Any ideas on how to make this work? Thanks for the help!
hey, interesting challenge! maybe try left joins with coalesce, like:
SELECT * FROM main_data
LEFT JOIN cte_c ON main_data.c = cte_c.c
LEFT JOIN cte_m ON main_data.m = cte_m.m
LEFT JOIN cte_p ON main_data.p = cte_p.p
WHERE COALESCE(cte_c.c, cte_m.m, cte_p.p) IS NOT NULL;
what perf issues u seen?
Your approach using CTEs is a good start, but we can optimize it further for flexibility and performance. Consider using dynamic SQL to construct the query based on the available criteria. Here’s a high-level approach:
Create a stored procedure that accepts the project ID as a parameter.
Within the procedure, check which criteria tables have data for the given project ID.
Dynamically build the SQL string, including only the necessary joins.
Execute the dynamic SQL using EXECUTE IMMEDIATE.
This method ensures you’re only joining the relevant tables, reducing unnecessary processing. It’s particularly efficient for large datasets like yours.
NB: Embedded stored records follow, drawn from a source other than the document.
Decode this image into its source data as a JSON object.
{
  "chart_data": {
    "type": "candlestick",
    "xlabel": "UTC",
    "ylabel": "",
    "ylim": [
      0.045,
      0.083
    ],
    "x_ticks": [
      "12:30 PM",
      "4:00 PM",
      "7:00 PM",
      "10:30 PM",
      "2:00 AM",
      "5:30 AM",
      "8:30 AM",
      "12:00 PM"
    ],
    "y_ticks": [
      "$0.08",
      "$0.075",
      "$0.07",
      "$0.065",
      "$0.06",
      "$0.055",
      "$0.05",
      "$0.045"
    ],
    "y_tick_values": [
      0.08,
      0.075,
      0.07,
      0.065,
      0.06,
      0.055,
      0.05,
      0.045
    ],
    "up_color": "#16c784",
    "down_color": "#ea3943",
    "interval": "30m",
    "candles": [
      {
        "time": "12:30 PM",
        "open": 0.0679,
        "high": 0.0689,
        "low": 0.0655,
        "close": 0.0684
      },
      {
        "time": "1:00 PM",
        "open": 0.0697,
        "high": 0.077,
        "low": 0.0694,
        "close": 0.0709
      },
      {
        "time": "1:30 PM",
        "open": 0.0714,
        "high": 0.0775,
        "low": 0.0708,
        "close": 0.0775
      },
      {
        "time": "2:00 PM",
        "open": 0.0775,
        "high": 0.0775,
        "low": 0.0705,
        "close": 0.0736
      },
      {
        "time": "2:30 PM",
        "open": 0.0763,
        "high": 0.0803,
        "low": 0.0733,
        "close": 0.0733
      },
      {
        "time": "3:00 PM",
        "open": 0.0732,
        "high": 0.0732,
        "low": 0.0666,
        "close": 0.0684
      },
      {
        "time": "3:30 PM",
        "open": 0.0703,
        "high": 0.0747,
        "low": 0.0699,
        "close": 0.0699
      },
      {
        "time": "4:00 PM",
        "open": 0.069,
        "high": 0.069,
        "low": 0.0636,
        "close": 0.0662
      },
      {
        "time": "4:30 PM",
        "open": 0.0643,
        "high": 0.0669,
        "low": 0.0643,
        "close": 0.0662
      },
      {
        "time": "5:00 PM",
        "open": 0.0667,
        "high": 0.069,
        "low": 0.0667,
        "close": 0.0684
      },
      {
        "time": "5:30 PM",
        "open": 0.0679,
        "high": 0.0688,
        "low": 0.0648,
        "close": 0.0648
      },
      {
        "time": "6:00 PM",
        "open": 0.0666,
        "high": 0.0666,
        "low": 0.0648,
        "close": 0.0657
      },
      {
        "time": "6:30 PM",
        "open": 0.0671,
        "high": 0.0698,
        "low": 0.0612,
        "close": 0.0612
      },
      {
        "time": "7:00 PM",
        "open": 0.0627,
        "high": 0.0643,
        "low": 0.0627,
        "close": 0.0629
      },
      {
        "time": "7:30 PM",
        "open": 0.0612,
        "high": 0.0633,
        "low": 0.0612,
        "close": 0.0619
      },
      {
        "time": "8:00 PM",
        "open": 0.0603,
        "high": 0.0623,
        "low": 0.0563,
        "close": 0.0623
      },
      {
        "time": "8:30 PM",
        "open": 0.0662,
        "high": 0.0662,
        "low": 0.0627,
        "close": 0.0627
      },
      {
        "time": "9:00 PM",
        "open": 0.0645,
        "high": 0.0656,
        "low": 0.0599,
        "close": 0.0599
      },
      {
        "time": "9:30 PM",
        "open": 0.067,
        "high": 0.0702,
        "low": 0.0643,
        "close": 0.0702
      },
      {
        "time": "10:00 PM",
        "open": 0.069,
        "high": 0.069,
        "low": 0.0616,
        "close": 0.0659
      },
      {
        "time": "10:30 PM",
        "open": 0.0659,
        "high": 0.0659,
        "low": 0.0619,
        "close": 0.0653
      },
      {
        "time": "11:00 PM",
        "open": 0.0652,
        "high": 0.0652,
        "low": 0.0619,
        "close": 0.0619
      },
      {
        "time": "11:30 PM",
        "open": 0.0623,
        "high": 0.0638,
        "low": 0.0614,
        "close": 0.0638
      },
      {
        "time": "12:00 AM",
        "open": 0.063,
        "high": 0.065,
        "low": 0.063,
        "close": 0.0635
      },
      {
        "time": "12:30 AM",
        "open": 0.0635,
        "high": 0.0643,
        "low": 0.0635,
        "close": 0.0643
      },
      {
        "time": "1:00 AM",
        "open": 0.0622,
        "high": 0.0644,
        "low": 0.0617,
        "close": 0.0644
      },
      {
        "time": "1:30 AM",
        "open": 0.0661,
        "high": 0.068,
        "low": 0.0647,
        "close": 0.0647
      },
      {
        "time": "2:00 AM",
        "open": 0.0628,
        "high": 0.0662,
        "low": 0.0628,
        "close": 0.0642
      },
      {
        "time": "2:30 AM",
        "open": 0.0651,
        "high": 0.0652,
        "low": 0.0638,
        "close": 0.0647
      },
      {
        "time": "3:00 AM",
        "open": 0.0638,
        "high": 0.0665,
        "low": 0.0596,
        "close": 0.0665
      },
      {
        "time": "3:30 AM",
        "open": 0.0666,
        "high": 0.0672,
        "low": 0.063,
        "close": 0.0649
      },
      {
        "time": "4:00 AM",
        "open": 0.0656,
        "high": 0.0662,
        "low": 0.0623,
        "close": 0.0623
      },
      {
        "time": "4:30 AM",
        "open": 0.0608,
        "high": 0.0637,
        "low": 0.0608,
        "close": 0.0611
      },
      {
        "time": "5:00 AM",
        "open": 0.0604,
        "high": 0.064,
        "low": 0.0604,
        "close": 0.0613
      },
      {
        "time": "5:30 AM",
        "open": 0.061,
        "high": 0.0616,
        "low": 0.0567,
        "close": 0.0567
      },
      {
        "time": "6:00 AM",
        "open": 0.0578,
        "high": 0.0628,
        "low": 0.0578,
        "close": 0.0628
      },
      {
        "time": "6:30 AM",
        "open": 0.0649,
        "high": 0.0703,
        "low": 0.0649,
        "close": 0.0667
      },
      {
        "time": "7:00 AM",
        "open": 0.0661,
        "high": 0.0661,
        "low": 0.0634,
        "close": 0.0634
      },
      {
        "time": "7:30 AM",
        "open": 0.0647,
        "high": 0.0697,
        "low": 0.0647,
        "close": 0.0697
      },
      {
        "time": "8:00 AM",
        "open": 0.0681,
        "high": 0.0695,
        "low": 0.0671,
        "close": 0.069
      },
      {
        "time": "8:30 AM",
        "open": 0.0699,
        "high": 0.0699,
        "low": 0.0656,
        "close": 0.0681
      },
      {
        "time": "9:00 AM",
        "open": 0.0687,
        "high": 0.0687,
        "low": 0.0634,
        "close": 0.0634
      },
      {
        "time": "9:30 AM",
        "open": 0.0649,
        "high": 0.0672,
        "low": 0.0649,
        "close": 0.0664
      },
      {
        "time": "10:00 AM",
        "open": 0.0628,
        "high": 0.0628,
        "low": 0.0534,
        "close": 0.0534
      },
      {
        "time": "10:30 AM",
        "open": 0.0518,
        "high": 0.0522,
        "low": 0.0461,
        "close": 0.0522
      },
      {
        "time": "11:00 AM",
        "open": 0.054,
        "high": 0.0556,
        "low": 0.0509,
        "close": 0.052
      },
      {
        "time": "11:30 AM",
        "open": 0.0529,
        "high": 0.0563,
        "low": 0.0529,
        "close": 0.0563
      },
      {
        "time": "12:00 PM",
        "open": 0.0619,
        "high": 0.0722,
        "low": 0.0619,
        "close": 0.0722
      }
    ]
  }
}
Remember to properly parameterize your dynamic SQL to prevent SQL injection vulnerabilities.
For even better performance, consider creating covering indexes on the criteria tables and the main_data table for the columns used in the joins.
yo zack, have u tried using EXISTS in ur WHERE clause? like this:
SELECT * FROM main_data
WHERE EXISTS (SELECT 1 FROM cte_c WHERE main_data.c = cte_c.c)
OR EXISTS (SELECT 1 FROM cte_m WHERE main_data.m = cte_m.m)
OR EXISTS (SELECT 1 FROM cte_p WHERE main_data.p = cte_p.p);
this way it’ll only check the criteria that exist. might be faster too. lmk if it helps!